From Howard Unruh’s 1949 shooting rampage through a quiet New Jersey neighborhood to Louisiana serial killer Derrick Todd Lee’s reign of terror in 2002, the corpses piled up and few lived to tell the horror. Now, award-winning journalist Ron Franscell explores the wounded hearts and minds of the ordinary people these monsters couldn’t kill. His mesmerizing accounts crackle with gritty details that put the reader in the midst of the carnage—and offer a front-row seat on the complex, painful process of surviving the rest of their haunted lives. In intimate, gripping prose, Franscell takes the reader on a pulse-pounding dash through the murky intersection of pure evil and the potency of the human spirit. This journey into the darkest corners of the American crime-scape is a penetrating work of literary journalism by a writer hailed as one of the most powerful new voices in true crime.

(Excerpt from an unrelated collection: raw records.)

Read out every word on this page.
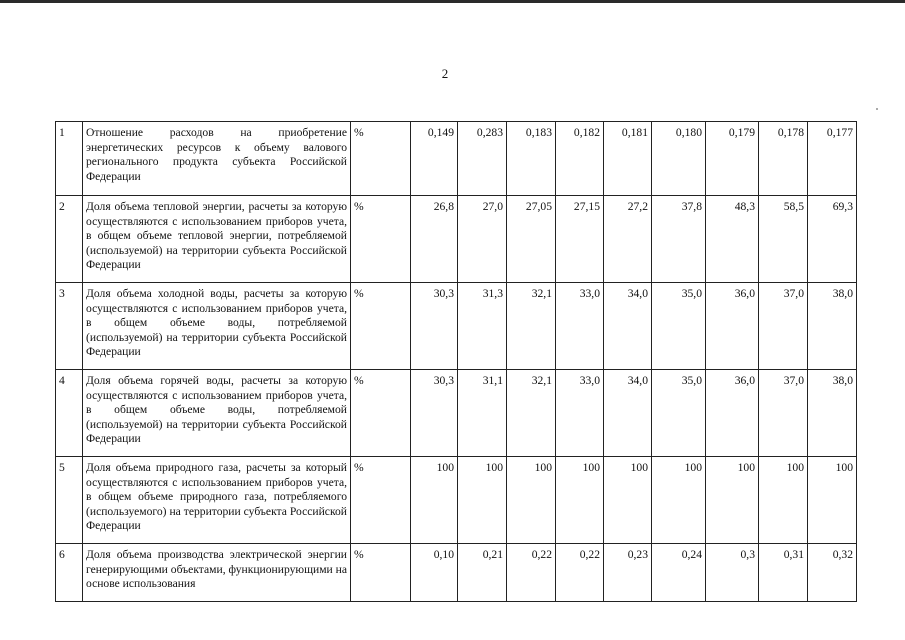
2
1	Отношение расходов на приобретение энергетических ресурсов к объему валового регионального продукта субъекта Российской Федерации	%	0,149	0,283	0,183	0,182	0,181	0,180	0,179	0,178	0,177
2	Доля объема тепловой энергии, расчеты за которую осуществляются с использованием приборов учета, в общем объеме тепловой энергии, потребляемой (используемой) на территории субъекта Российской Федерации	%	26,8	27,0	27,05	27,15	27,2	37,8	48,3	58,5	69,3
3	Доля объема холодной воды, расчеты за которую осуществляются с использованием приборов учета, в общем объеме воды, потребляемой (используемой) на территории субъекта Российской Федерации	%	30,3	31,3	32,1	33,0	34,0	35,0	36,0	37,0	38,0
4	Доля объема горячей воды, расчеты за которую осуществляются с использованием приборов учета, в общем объеме воды, потребляемой (используемой) на территории субъекта Российской Федерации	%	30,3	31,1	32,1	33,0	34,0	35,0	36,0	37,0	38,0
5	Доля объема природного газа, расчеты за который осуществляются с использованием приборов учета, в общем объеме природного газа, потребляемого (используемого) на территории субъекта Российской Федерации	%	100	100	100	100	100	100	100	100	100
6	Доля объема производства электрической энергии генерирующими объектами, функционирующими на основе использования	%	0,10	0,21	0,22	0,22	0,23	0,24	0,3	0,31	0,32
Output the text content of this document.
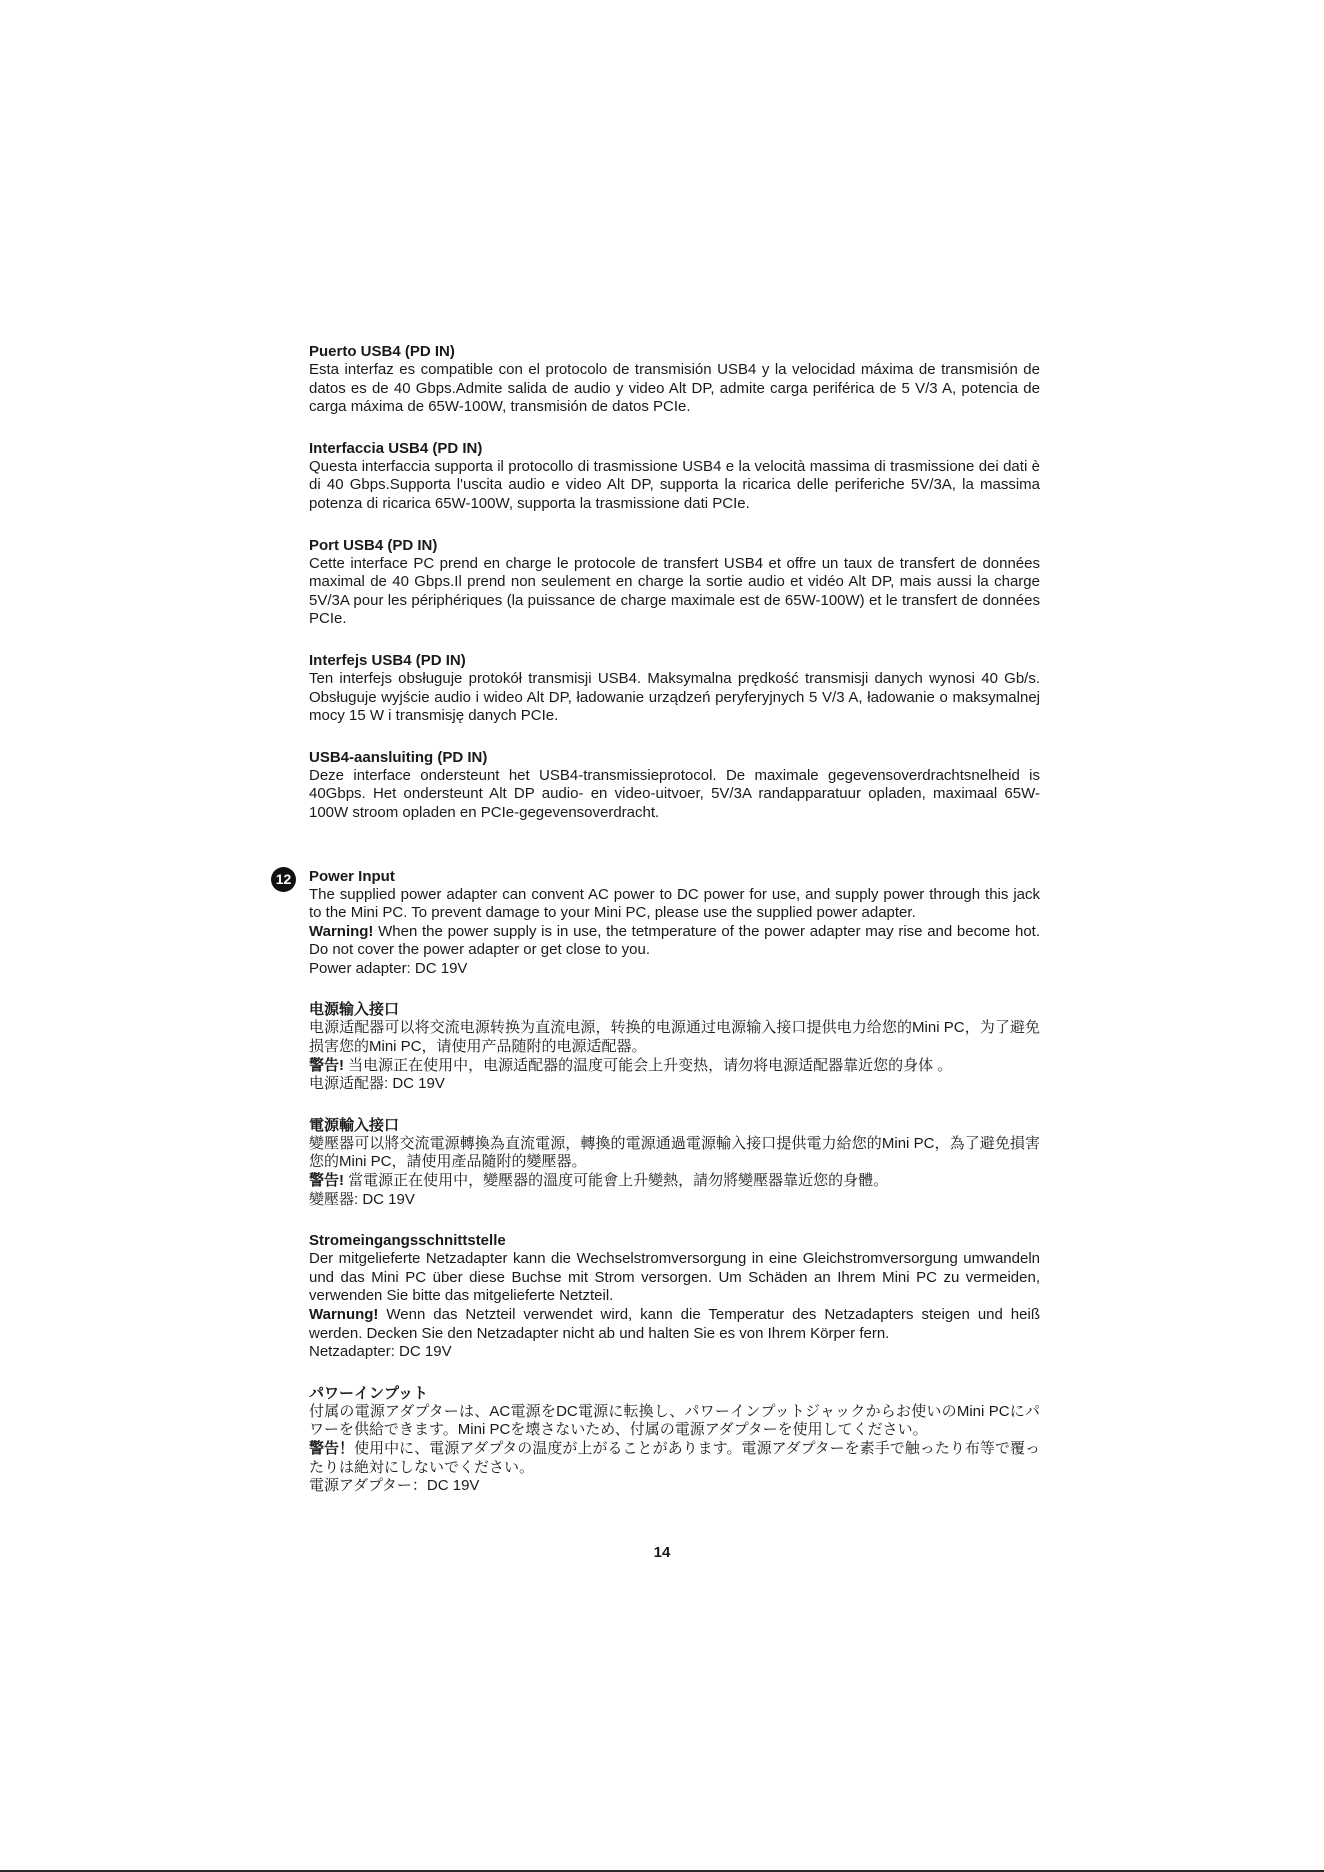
Puerto USB4 (PD IN)

Esta interfaz es compatible con el protocolo de transmisión USB4 y la velocidad máxima de transmisión de datos es de 40 Gbps.Admite salida de audio y video Alt DP, admite carga periférica de 5 V/3 A, potencia de carga máxima de 65W-100W, transmisión de datos PCIe.

Interfaccia USB4 (PD IN)

Questa interfaccia supporta il protocollo di trasmissione USB4 e la velocità massima di trasmissione dei dati è di 40 Gbps.Supporta l'uscita audio e video Alt DP, supporta la ricarica delle periferiche 5V/3A, la massima potenza di ricarica 65W-100W, supporta la trasmissione dati PCIe.

Port USB4 (PD IN)

Cette interface PC prend en charge le protocole de transfert USB4 et offre un taux de transfert de données maximal de 40 Gbps.Il prend non seulement en charge la sortie audio et vidéo Alt DP, mais aussi la charge 5V/3A pour les périphériques (la puissance de charge maximale est de 65W-100W) et le transfert de données PCIe.

Interfejs USB4 (PD IN)

Ten interfejs obsługuje protokół transmisji USB4. Maksymalna prędkość transmisji danych wynosi 40 Gb/s. Obsługuje wyjście audio i wideo Alt DP, ładowanie urządzeń peryferyjnych 5 V/3 A, ładowanie o maksymalnej mocy 15 W i transmisję danych PCIe.

USB4-aansluiting (PD IN)

Deze interface ondersteunt het USB4-transmissieprotocol. De maximale gegevensoverdrachtsnelheid is 40Gbps. Het ondersteunt Alt DP audio- en video-uitvoer, 5V/3A randapparatuur opladen, maximaal 65W-100W stroom opladen en PCIe-gegevensoverdracht.

Power Input

The supplied power adapter can convent AC power to DC power for use, and supply power through this jack to the Mini PC. To prevent damage to your Mini PC, please use the supplied power adapter.
Warning! When the power supply is in use, the tetmperature of the power adapter may rise and become hot. Do not cover the power adapter or get close to you.
Power adapter: DC 19V

电源输入接口

电源适配器可以将交流电源转换为直流电源，转换的电源通过电源输入接口提供电力给您的Mini PC，为了避免损害您的Mini PC，请使用产品随附的电源适配器。
警告! 当电源正在使用中，电源适配器的温度可能会上升变热，请勿将电源适配器靠近您的身体 。
电源适配器: DC 19V

電源輸入接口

變壓器可以將交流電源轉換為直流電源，轉換的電源通過電源輸入接口提供電力給您的Mini PC，為了避免損害您的Mini PC，請使用產品隨附的變壓器。
警告! 當電源正在使用中，變壓器的溫度可能會上升變熱，請勿將變壓器靠近您的身體。
變壓器: DC 19V

Stromeingangsschnittstelle

Der mitgelieferte Netzadapter kann die Wechselstromversorgung in eine Gleichstromversorgung umwandeln und das Mini PC über diese Buchse mit Strom versorgen. Um Schäden an Ihrem Mini PC zu vermeiden, verwenden Sie bitte das mitgelieferte Netzteil.
Warnung! Wenn das Netzteil verwendet wird, kann die Temperatur des Netzadapters steigen und heiß werden. Decken Sie den Netzadapter nicht ab und halten Sie es von Ihrem Körper fern.
Netzadapter: DC 19V

パワーインプット

付属の電源アダプターは、AC電源をDC電源に転換し、パワーインプットジャックからお使いのMini PCにパワーを供給できます。Mini PCを壊さないため、付属の電源アダプターを使用してください。
警告！使用中に、電源アダプタの温度が上がることがあります。電源アダプターを素手で触ったり布等で覆ったりは絶対にしないでください。
電源アダプター：DC 19V

12
14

Ron Franscell is the author of The Darkest Night, a well-reviewed book about a survivor of a harrowing murder attempt in which her sister died. He also works as a journalist whose work regularly appears in publications such as the Washington Post, Chicago Sun-Times, San Francisco Chronicle, Denver Post, San Jose Mercury-News, St. Louis Post-Dispatch, and Milwaukee Journal-Sentinel. His books include Angel Fire and The Deadline. He grew up in Wyoming and currently lives in Texas.